Chamo-os e quando chegam digo-lhes que a justiça
esteja convosco. Sorriem e sentam-se a meu lado.
Na parede uma rosa; pão e vinho sobre a mesa.

quarta-feira, 26 de setembro de 2012

Poemas do Viandante (366)

Joan Ponç - Suite Inquietude (1947)

366. O DESASSOSSEGO É FEITO DE SEMELHANÇAS E DIFERENÇAS

O desassossego é feito de semelhanças e diferenças,
uma espécie de doença venérea comprada
nas noites em que a insónia canta sobre o cansaço,
e traça a vida com régua e esquadro
para a entregar, mal chega a manhã, ao serralho
das equações e dos problema irresolúveis.

Na face, trago esculpido esse fundo sobressalto.
Nem o sol nem a lua têm poderes para me curar
e a água do mar vem carregada de dor e solidão.
Oiço a estridência a anunciar o amola-tesouras
e penso: vai chover, enquanto o dia se afunda
na angústia que vagarosamente de mim se deslaça.

Passou a hora em que o teu corpo me trazia a certeza,
a exuberância do animal triunfante na selva,
a suprema saúde de nada haver para meditar.
Tocava-lhe na branca fragilidade da pele
e não havia fórmulas ou regras que me contivessem,
palavras tomadas pelo assalto do pensamento.
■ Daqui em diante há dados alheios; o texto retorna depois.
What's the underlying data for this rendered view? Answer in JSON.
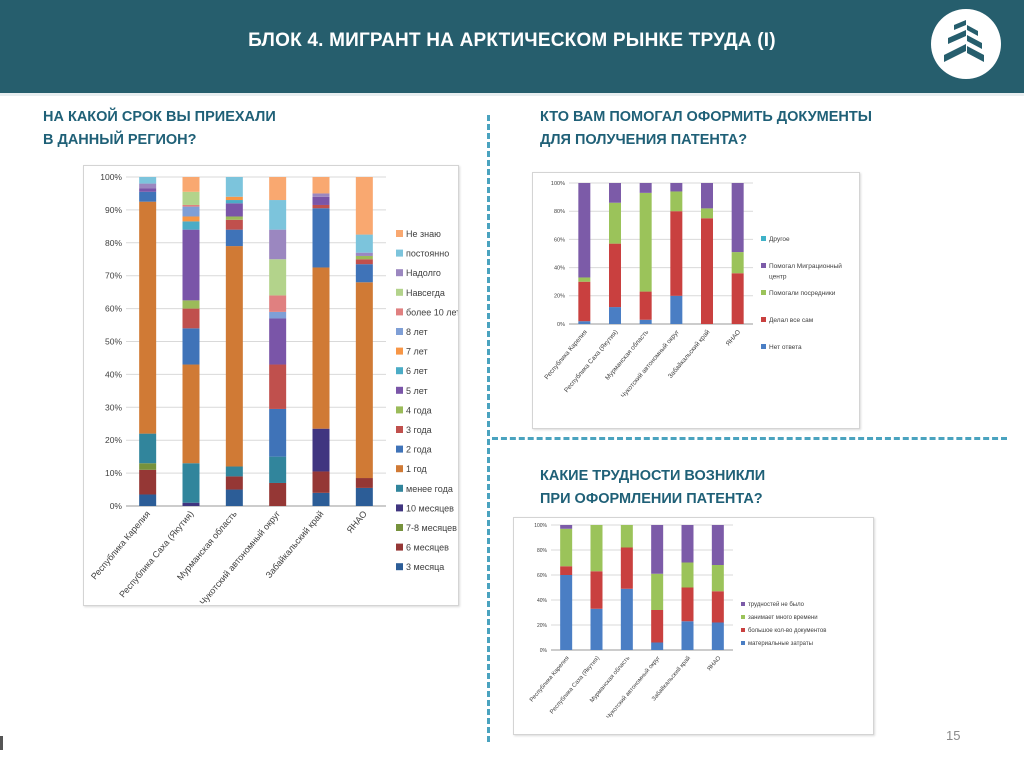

O tempo parece abrandar, ouve-se o chiar das rodas
nos carris, uma nuvem de faúlhas perdidas no ar.
Sentado, entrego-me a uma rememoração esquálida.
As palavras mirram, perdem sentido e secam,
eram as últimas flores que te deixara nas mãos
antes de tudo ter escurecido na noite que se levanta.